_____________________
Au commencement...
Décembre 1644 habillait progressivement le paysage Parisien, enveloppant les toits de ses maisonnettes, hôtels et grandes demeures dans une mante de givre blanc aux éclats métalliques. La neige nacrée en cette période bordait abondamment les rues pavées et rendait les sorties dangereuses. Pourtant, il fallait bien manger et pour cela gagner quelques piécettes : la vieille Indra se couvrit du mieux qu'elle le put de sa mince étole laineuse, prit dans ses mains ridées son petit bagage et s'engagea à l'extérieur de son logement étroit situé rue Saint-Denis.
Aussitôt, le froid s'engouffra sous ses vêtements usés et lui mordit la peau qu'elle avait fine. La devineresse pressa le pas tout en s'efforçant de ne pas glisser sur les pavés glacés... Personne n'irait accourir pour relever la malheureuse qu'elle était. Elle aperçut bientôt la façade de l'église Saint-Sauveur, et retint un soupir de soulagement. Elle n'était plus très loin de l'hôtel particulier que possédait Madame Aumont, laquelle l'attendait sûrement avec son habituelle impatience.
Ce jour-ci, il y avait foule sur la place de l'église. La vieille Indra n'y aurait sans doute prêté qu'une attention distraite si elle n'avait pas entendu par-dessus le brouhaha du peuple, les pleurs d'un petit enfant. Une catin tenait contre son sein un bambin à la peau de porcelaine - maculée de taches de son-, tandis qu'une autre relevait la cape qui le recouvrait, dissimulant ainsi trois boucles rousses. Ces filles de mauvaise vie n'étaient pas les seules à paraître préoccupées par la situation, un homme de Dieu observait en retrait l'enfant. Ce petit être qui semblait lui inspirer tant de répugnance...
La Bohémienne s'approcha plus encore, oubliant sa course jusque chez la richissime bourgeoise.

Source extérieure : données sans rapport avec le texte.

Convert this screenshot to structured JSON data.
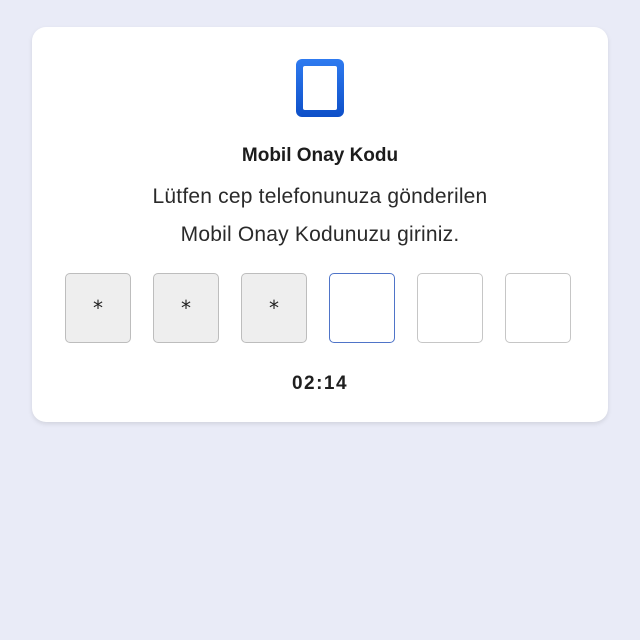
{
  "card": {
    "icon": "mobile-phone-icon",
    "title": "Mobil Onay Kodu",
    "description_line1": "Lütfen cep telefonunuza gönderilen",
    "description_line2": "Mobil Onay Kodunuzu giriniz.",
    "otp_digits": [
      "*",
      "*",
      "*",
      "",
      "",
      ""
    ],
    "timer": "02:14"
  },
  "colors": {
    "background": "#e9ebf7",
    "icon_blue": "#1565e0",
    "active_border": "#4f74c8"
  }
}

- Cette enfant n'a pas sa place sur le parvis de l'église... Ôtez de ma vue cette création corrompue par Satan !L'homme de Dieu se signa mécaniquement, comme il énonça entre ses dents le nom du diable. Les deux gourgandines zyeutèrent son geste, un même demi-sourire arborant leurs lèvres - usuellement charnues – gercées par les températures hivernales.
- Et moi qui croyais la Maison de c'bon Seigneur ouvert à tous et à toutes ! V'la que maintenant il a ses exigences.Cracha venimeusement la brune, laquelle portait toujours l'objet de leur querelle. Sa compagne, laissa un bref rire de dépit s'entendre avant d'adopter son air le plus hautain.
- Bien vrai Marie ! S'rait temps de prouver qu'les consolations qu'on trouve dans la Maison du Seigneurs sont bien plus fades qu'celles qu'on trouve dans les maisons closes. Quelques spectateurs s'offusquèrent à cette déclaration, tandis que d'autres dissimulaient avec peine leurs sourires.
- Quelle offense à Dieu ! Quelle injure ! Je prierais pour vous ma fille, et votre rédemption... Allez donc, emmenez dans votre tripot ce marmot aux cheveux aussi flamboyant que les flammes de l'enfer et ne revenez point. Le prêtre, les joues rougies par la colère s'agrippa fermement à sa croix en psalmodiant ces dernières paroles. Lorsque le bambin recommença à sangloter - et avec plus de force -, la robe grise y vit une nouvelle manifestation démoniaque.
- Voyez ! Voyez comme le nom du tout puissant le fait s'agiter. Les deux femmes l'ignorèrent platement, et l'homme de Dieu ne tarda pas à leur tourner le dos pour pénétrer à grands pas dans son sanctuaire, claquant la porte derrière lui. Les passants - jusqu'ici fort intéressés -, retournèrent à leurs affaires... Laissant la place vide de monde, ou presque.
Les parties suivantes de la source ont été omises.